Wednesday, May 30, 2012

Code Name Verity (review)



 I know that I promised in last month’s column that I’d write about the Edgar Award Winner in the YA category, but once I read it, I wasn’t all that crazy about the book. Since this is a recommendation column, I’ll tell you instead about a book that I am crazy in love with. 
“I am a coward. I wanted to be heroic and I pretended I was. I have always been good at pretending.” These are the opening words of “Code Name Verity” (Hyperion, 2012) a stunning new novel by Elizabeth Wein. Verity, a.k.a. Queenie (and a number of other names, it turns out), is a Scottish spy who was captured by the Gestapo after a crash landing in occupied France during World War II. 
            She is imprisoned in a once-elegant hotel that now serves as the Gestapo headquarters in a small town in central France. After being tortured by her captor, SS-Hauptsturmführer von Loewe, she agrees to write down everything she knows about the British war effort. Like Scheherazade, the storyteller in “One Thousand and One Nights,” Queenie will live only as long as it takes to write her confession.
            And so she tells the story of how she came to her predicament. “The story of how I came to be here starts with Maddie,” she writes—Maddie Brodatt, the pilot who flew her into France.
Through Queenie’s report, written on creamy hotel stationary, on prescription forms, in between the lines of flute music that once belonged to a Jewish flutist, and on recipe cards, we learn the story of the unlikely friendship between the two young women. Maddie Brodatt is English, a secular Jew and a commoner; a natural pilot and airplane mechanic, she is one of the few women to become an Air Transport Auxiliary pilot for the British (in an author’s note, Wein writes that there were in fact female ATA pilots during WWII).  Queenie is of Scottish nobility; her German is flawless, thanks to an education at a Swiss boarding school. She’s gorgeous and cool as a cucumber under pressure: ideal qualifications for a spy.
And now for the hard part of the review: I can’t really tell you much more about “Code Name Verity.” This book is so intricately plotted, with so many twists and turns, that a plot summary would ruin the surprises that await the reader. I can tell you that this book is chock-full of vivid historical details about WWII pilots, spies, the Gestapo, the French resistance, and more. I can tell you that it made me cry.
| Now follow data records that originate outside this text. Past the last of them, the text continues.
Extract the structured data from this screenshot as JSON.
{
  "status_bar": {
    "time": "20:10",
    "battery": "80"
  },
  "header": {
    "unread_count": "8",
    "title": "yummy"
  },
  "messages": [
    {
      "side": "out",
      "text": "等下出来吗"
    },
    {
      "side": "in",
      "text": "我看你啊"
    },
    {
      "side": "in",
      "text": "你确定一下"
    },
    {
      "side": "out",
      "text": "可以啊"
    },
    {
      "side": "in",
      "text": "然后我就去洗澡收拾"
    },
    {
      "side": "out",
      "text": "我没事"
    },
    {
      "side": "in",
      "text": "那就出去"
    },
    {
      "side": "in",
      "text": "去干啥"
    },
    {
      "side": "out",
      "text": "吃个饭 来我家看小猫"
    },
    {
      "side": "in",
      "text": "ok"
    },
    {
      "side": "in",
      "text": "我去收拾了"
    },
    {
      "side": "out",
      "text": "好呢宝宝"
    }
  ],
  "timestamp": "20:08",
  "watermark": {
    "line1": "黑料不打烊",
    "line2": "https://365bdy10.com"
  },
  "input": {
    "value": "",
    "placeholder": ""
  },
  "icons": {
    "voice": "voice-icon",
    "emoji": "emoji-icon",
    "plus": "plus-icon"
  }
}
Most importantly, I can tell you that this is a book about the friendship between two smart, strong and courageous women (yes, Queenie was lying about being a coward). “It’s like being in love, discovering your best friend,” Queenie writes. “We’re still alive and make a sensational team.” So they do.
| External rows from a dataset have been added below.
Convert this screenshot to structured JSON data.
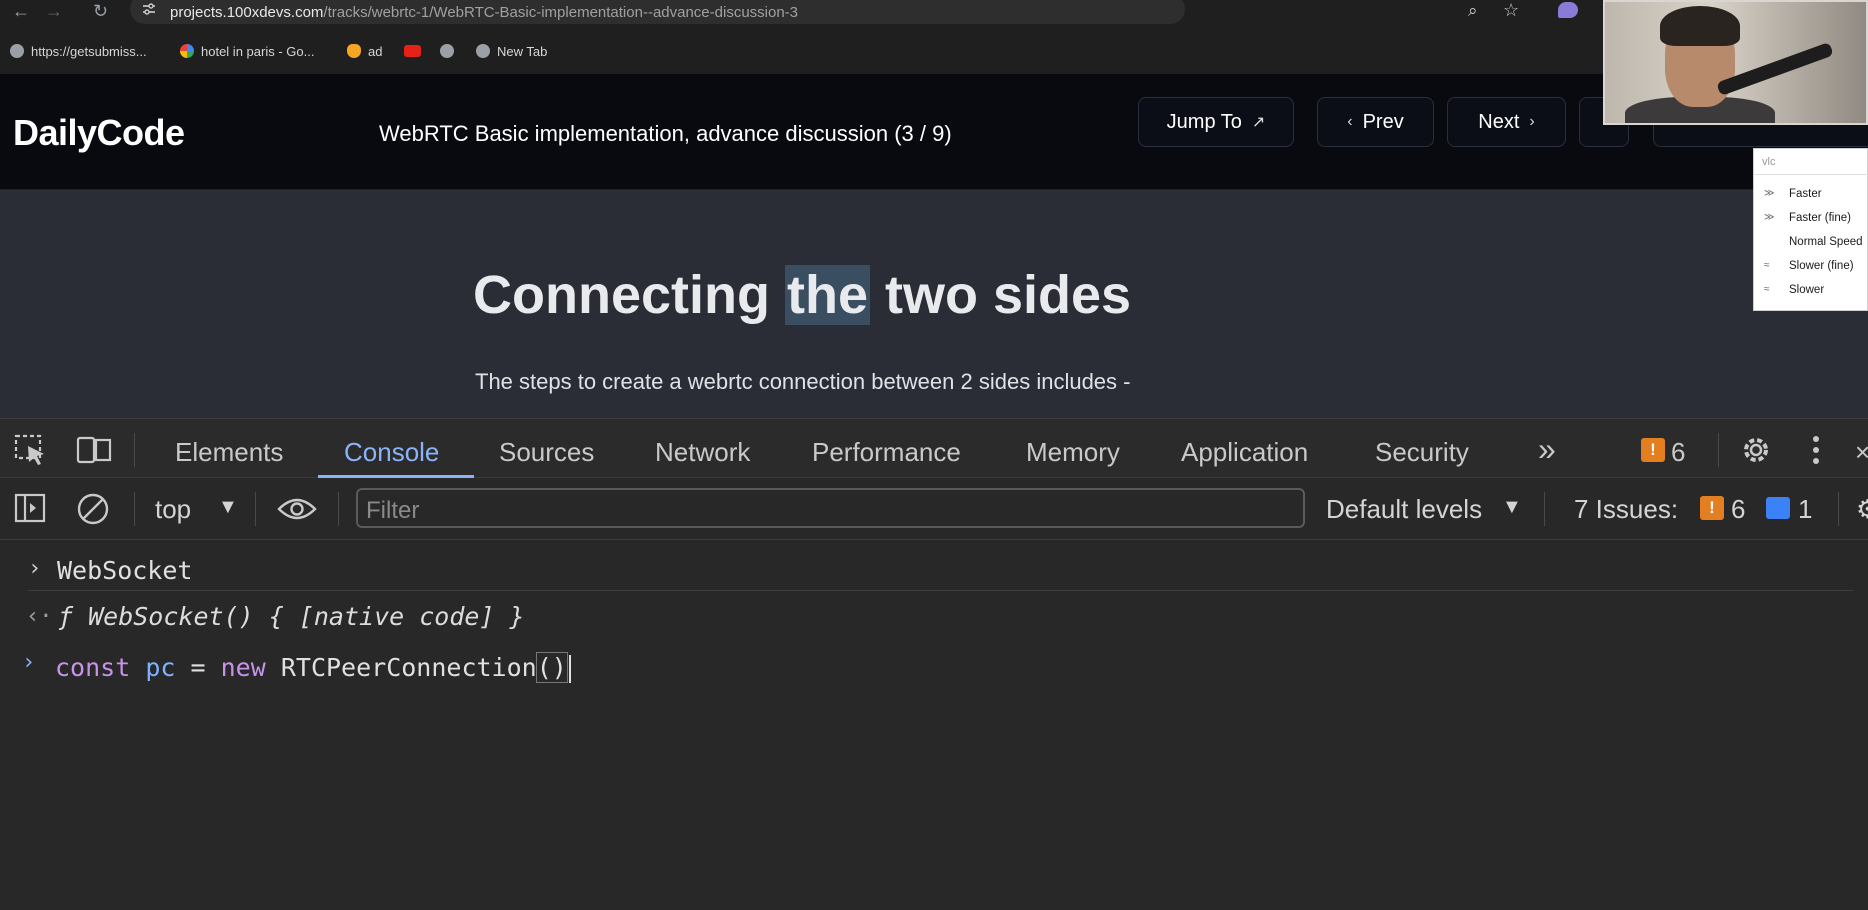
{
  "browser": {
    "url_domain": "projects.100xdevs.com",
    "url_path": "/tracks/webrtc-1/WebRTC-Basic-implementation--advance-discussion-3",
    "bookmarks": [
      "https://getsubmiss...",
      "hotel in paris - Go...",
      "ad",
      "New Tab"
    ]
  },
  "site": {
    "logo": "DailyCode",
    "lesson_title": "WebRTC Basic implementation, advance discussion (3 / 9)",
    "jump_to": "Jump To",
    "prev": "Prev",
    "next": "Next"
  },
  "content": {
    "heading_pre": "Connecting ",
    "heading_highlight": "the",
    "heading_post": " two sides",
    "paragraph": "The steps to create a webrtc connection between 2 sides includes -"
  },
  "vlc_menu": {
    "search": "vlc",
    "items": [
      "Faster",
      "Faster (fine)",
      "Normal Speed",
      "Slower (fine)",
      "Slower"
    ]
  },
  "devtools": {
    "tabs": [
      "Elements",
      "Console",
      "Sources",
      "Network",
      "Performance",
      "Memory",
      "Application",
      "Security"
    ],
    "more": "»",
    "warning_count": "6",
    "context": "top",
    "filter_placeholder": "Filter",
    "levels": "Default levels",
    "issues_label": "7 Issues:",
    "issues_warn": "6",
    "issues_info": "1"
  },
  "console": {
    "input1": "WebSocket",
    "result1": "ƒ WebSocket() { [native code] }",
    "input2_kw1": "const",
    "input2_var": "pc",
    "input2_eq": "=",
    "input2_kw2": "new",
    "input2_cls": "RTCPeerConnection",
    "input2_parens": "()"
  },
  "colors": {
    "accent": "#8ab4f8",
    "warning": "#e37e21",
    "keyword": "#c792ea",
    "result_italic": "#e06c5a"
  }
}
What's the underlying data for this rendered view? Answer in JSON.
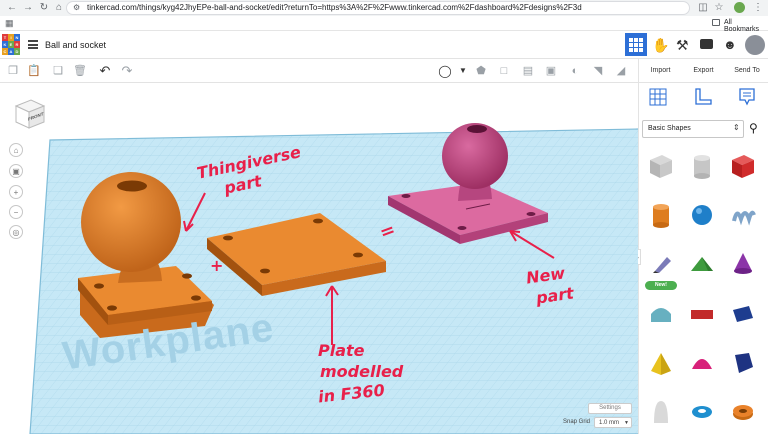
{
  "browser": {
    "url": "tinkercad.com/things/kyg42JhyEPe-ball-and-socket/edit?returnTo=https%3A%2F%2Fwww.tinkercad.com%2Fdashboard%2Fdesigns%2F3d",
    "all_bookmarks": "All Bookmarks"
  },
  "app": {
    "logo_letters": [
      "TIN",
      "KER",
      "CAD"
    ],
    "design_title": "Ball and socket"
  },
  "panel": {
    "import": "Import",
    "export": "Export",
    "send_to": "Send To",
    "shape_library": "Basic Shapes",
    "new_badge": "New!"
  },
  "viewport": {
    "viewcube_face": "FRONT",
    "workplane_label": "Workplane",
    "settings": "Settings",
    "snap_grid_label": "Snap Grid",
    "snap_grid_value": "1.0 mm"
  },
  "annotations": {
    "thingiverse": "Thingiverse",
    "part1": "part",
    "plus": "+",
    "equals": "=",
    "new": "New",
    "part2": "part",
    "plate1": "Plate",
    "plate2": "modelled",
    "plate3": "in F360"
  },
  "colors": {
    "orange_part": "#e9822a",
    "pink_part": "#d95a96",
    "annotation_red": "#e8204a",
    "workplane_blue": "#b9e1f2",
    "accent_blue": "#2d6fd6"
  }
}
This review originally appeared in the Sunday, May 27 print edition of The News-Gazette. I received an advance review copy from the publisher through NetGalley.   





3 comments:

Anonymous said...

I'll add this book to my requests at the UFL. I've been interested in learning about the French Resistance, about what happened to/with 'ordinary' people during WWII, for years. While talking about that era with my daughter, when she was younger, I posed the question "I wonder if I would have been brave enough to be a helper?"
It led to a fabulous discussion. This book sounds like it would enrich that examination.

Sara Latta said...

I think you'll love it! Does UFL have it yet? It just came out.

Netherland said...

The books you never think you're going to read are often the books that surprise you, whether that surprise is good or bad. Code Name Verity sat on my shelf for well over a month and it was never my intent to read it in the first place. After a terrible reading streak (nine of the last ten books I've read were either jaw-droppingly terrible or underwhelming), I remembered a 10/10 review Code Name Verity got from one of The Book Smugglers, aka two of my favorite reviewers ever, and gave it a shot.

Good surprise, everyone! Good surprise! Oh my gosh, this book. If I could, I would drop a bunch of crying GIFs and squeeing GIFs here and call it a day, but that won't make anyone understand why I've hardly let go of the book since I started reading it. Wein's story of friendship and survival during World War II tore my heart into pieces.